16 Mart 1943'te Ankara'da doğdu. İngiliz Erkek Lisesi'ni ve İstanbul Üniversitesi Edebiyat Fakültesi İngiliz Dili ve Edebiyatı Bölümü'nü bitirdi. Aynı bölümde asistanlık ve doktora yaptı. 1969'da İngiltere'deki Sussex Üniversitesi'nde araştırmacı olarak bulundu. Christopher Caudwell ve Marksist estetik konulu teziyle 1980'de doçent oldu.

Genç yaşlarda yaptığı William Faulkner ve James Joyce çevirilerinin yanı sıra 1964'ten itibaren Yeni Dergi, Papirüs gibi dergilerde çıkan eleştirileri, yorum yazılarıyla tanındı. Namık Kemal, Behçet Necatigil gibi yazarlar üstüne incelemeler yaptı. 1970'te Halkın Dostları Dergisi'nin kurucuları arasında yer aldı. 12 Mart 1971 muhtırasıyla başlayan darbe döneminde iki yıl cezaevinde kaldıktan sonra 1974'te üniversiteye döndü. 1975'te Birikim dergisini kurdu. 1981'de YÖK'ün kuruluşunun ardından üniversiteden istifa etti. 1983'te İletişim Yayınları'nı kurdu, 1984'te Yeni Gündem dergisini çıkartmaya başladı. Denemelerini Tarihten Güncelliğe (1983), 12 Yıl Sonra 12 Eylül (1992), Edebiyat Üstüne Yazılar (1994) kitaplarında topladı. 1980'lerde Sadık Özben mahlasıyla düzenli olarak mizah yazıları yazdı. 1991'de Helsinki Yurttaşlar Derneği, Türkiye şubesini kurdu. 1997'de profesör oldu; 1995'ten bu yana Bilgi Üniversitesi Karşılaştırmalı Edebiyat Bölümü'nde akademik çalışmalarını sürdürüyor.
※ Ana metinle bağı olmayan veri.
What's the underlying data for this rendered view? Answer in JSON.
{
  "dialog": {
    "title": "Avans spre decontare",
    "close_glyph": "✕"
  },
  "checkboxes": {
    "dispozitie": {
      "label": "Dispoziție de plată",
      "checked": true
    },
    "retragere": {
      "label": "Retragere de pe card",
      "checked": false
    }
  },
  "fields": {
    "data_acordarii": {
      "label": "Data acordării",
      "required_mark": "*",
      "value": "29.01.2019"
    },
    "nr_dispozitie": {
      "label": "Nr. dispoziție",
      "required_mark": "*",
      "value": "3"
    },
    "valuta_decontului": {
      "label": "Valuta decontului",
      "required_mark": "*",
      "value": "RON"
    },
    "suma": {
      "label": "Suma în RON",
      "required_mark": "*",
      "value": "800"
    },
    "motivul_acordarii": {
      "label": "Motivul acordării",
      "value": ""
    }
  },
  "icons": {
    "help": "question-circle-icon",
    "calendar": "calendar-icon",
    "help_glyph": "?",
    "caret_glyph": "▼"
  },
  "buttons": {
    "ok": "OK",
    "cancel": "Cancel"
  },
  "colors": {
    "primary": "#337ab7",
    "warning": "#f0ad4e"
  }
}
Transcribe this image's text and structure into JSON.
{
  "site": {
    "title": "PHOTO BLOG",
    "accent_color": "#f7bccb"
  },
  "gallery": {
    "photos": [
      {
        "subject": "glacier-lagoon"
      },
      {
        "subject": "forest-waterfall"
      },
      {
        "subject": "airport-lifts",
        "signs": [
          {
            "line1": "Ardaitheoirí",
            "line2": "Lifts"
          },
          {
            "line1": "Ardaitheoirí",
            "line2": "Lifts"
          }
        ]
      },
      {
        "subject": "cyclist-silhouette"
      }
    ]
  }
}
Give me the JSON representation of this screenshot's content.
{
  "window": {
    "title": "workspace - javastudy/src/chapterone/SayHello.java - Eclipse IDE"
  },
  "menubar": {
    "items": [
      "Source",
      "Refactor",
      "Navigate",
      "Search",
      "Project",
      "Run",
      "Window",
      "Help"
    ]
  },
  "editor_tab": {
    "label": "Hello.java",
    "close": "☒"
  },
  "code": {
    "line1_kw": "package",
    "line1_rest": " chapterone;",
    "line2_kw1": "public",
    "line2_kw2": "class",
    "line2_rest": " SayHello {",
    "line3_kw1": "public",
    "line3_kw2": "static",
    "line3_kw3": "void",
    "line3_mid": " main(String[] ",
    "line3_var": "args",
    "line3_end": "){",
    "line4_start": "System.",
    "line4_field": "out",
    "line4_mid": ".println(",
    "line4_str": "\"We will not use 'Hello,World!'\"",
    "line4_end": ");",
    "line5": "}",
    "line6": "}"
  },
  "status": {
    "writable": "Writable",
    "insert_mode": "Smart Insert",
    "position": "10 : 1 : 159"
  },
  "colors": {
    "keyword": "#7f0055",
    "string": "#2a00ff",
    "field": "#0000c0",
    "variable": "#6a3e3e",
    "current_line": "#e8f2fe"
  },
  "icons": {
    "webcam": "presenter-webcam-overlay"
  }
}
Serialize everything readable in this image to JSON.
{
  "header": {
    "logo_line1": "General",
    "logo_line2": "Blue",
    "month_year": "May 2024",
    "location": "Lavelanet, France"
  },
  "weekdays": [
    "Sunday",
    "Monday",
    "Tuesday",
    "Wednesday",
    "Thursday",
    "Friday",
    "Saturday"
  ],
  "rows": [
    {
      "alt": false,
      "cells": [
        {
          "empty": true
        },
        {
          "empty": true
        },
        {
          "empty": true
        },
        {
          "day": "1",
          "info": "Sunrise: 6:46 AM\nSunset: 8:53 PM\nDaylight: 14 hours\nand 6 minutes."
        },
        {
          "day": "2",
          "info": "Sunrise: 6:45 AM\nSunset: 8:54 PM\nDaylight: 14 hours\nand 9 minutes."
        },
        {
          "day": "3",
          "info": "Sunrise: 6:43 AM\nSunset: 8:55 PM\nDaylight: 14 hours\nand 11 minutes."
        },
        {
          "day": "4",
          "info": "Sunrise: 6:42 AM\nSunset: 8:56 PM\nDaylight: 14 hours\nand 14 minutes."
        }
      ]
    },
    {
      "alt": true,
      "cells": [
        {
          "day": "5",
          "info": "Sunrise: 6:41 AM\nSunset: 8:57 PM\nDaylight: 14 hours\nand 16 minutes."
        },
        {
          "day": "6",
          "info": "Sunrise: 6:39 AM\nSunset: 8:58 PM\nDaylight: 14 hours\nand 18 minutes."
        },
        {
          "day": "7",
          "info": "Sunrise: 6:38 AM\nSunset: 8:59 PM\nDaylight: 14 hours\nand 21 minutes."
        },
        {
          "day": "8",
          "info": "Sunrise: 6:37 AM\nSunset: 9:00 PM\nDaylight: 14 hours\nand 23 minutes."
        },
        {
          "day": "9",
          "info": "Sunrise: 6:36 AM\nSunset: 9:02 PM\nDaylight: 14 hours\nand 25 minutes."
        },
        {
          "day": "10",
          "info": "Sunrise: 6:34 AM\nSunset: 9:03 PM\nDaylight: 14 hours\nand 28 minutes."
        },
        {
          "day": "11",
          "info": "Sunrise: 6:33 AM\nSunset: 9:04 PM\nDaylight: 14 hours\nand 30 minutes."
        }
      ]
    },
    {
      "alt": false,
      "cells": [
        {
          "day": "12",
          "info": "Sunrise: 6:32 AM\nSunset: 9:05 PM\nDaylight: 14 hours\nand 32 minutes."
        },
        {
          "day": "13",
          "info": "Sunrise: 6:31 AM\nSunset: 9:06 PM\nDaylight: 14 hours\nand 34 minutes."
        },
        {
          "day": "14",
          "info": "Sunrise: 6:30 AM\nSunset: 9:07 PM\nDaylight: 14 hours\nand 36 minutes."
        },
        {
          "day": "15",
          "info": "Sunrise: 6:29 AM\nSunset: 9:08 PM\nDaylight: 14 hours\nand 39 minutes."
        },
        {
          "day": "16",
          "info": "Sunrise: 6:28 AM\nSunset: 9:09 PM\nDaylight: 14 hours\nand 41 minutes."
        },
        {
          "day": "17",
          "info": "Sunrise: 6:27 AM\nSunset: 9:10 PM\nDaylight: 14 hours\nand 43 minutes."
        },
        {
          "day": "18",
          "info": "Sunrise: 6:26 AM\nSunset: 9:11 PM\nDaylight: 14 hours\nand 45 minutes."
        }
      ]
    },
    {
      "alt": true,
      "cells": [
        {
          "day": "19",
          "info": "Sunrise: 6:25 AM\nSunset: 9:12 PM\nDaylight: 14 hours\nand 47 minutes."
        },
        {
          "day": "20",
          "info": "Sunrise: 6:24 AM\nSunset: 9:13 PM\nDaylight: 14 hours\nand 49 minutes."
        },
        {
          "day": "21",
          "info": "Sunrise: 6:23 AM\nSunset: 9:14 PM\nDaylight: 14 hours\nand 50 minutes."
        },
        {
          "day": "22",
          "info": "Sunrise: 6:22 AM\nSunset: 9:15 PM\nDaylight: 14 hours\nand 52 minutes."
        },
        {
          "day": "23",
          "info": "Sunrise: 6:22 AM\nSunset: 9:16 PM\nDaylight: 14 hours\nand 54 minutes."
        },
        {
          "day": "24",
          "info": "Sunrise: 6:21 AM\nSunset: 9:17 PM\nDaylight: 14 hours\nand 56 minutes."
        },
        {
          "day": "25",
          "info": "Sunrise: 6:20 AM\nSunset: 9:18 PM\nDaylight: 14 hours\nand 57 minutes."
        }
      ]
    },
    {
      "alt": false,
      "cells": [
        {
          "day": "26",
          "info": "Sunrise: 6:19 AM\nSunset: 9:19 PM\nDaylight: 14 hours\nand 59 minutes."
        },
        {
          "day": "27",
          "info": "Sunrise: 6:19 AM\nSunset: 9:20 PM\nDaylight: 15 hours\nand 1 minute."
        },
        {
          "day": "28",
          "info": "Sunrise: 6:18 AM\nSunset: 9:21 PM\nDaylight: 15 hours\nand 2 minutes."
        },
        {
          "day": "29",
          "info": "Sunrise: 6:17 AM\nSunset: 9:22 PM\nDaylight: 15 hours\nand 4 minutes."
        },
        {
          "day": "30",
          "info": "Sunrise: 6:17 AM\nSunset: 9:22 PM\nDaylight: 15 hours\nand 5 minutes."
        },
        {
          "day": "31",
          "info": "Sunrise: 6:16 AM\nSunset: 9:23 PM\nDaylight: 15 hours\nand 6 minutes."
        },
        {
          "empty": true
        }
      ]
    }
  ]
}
Marksist estetikten militarizme, edebiyattan yemek kültürüne, Osmanlı ve İstanbul tarihine dek birçok farklı alanda 26 tane kitabı ve çok sayıda makalesi yayımlandı. Halkın Dostları, Birikim, Yeni Dergi, Yeni Gündem, Milliyet Sanat, Papirüs dergilerinde ve Cumhuriyet, Demokrat, Milliyet, Radikal, Taraf gazetelerinde yazdı. Hale Soygazi ile evli.

Kitapları

- Tarihten Güncelliğe (Alan, 1983; İletişim, 1997)

- Sosyalizm, Türkiye ve Gelecek (Birikim, 1989)

- Marksist Estetik (BFS, 1989; Birikim, 1997)

- The Blue Cruise (Boyut, 1991)

- Türkiye Dünyanın Neresinde (Birikim, 1992)

- 12 Yıl Sonra 12 Eylül (Birikim, 1992)

- İstanbul Gezi Rehberi (Tarih Vakfı, 1993; İletişim, 2007)

- Türkler ve Kürtler: Nereden Nereye? (Birikim, 1995)

- Boğaziçi'nde Yalılar ve İnsanlar (İletişim, 1997)

- Edebiyat Üstüne Yazılar (YKY, 1994; İletişim, 1998)

- Tarih Boyunca Yemek Kültürü (İletişim, 2001),

- Başka Kentler, Başka Denizler 1 (İletişim, 2002)

- Yaklaştıkça Uzaklaşıyor mu: Türkiye ve Avrupa Birliği (Birikim, 2003)

- Osmanlı: Kurumlar ve Kültür (Bilgi Üniversitesi, 2006)

- Başka Kentler Başka Denizler 2 (İletişim, 2007)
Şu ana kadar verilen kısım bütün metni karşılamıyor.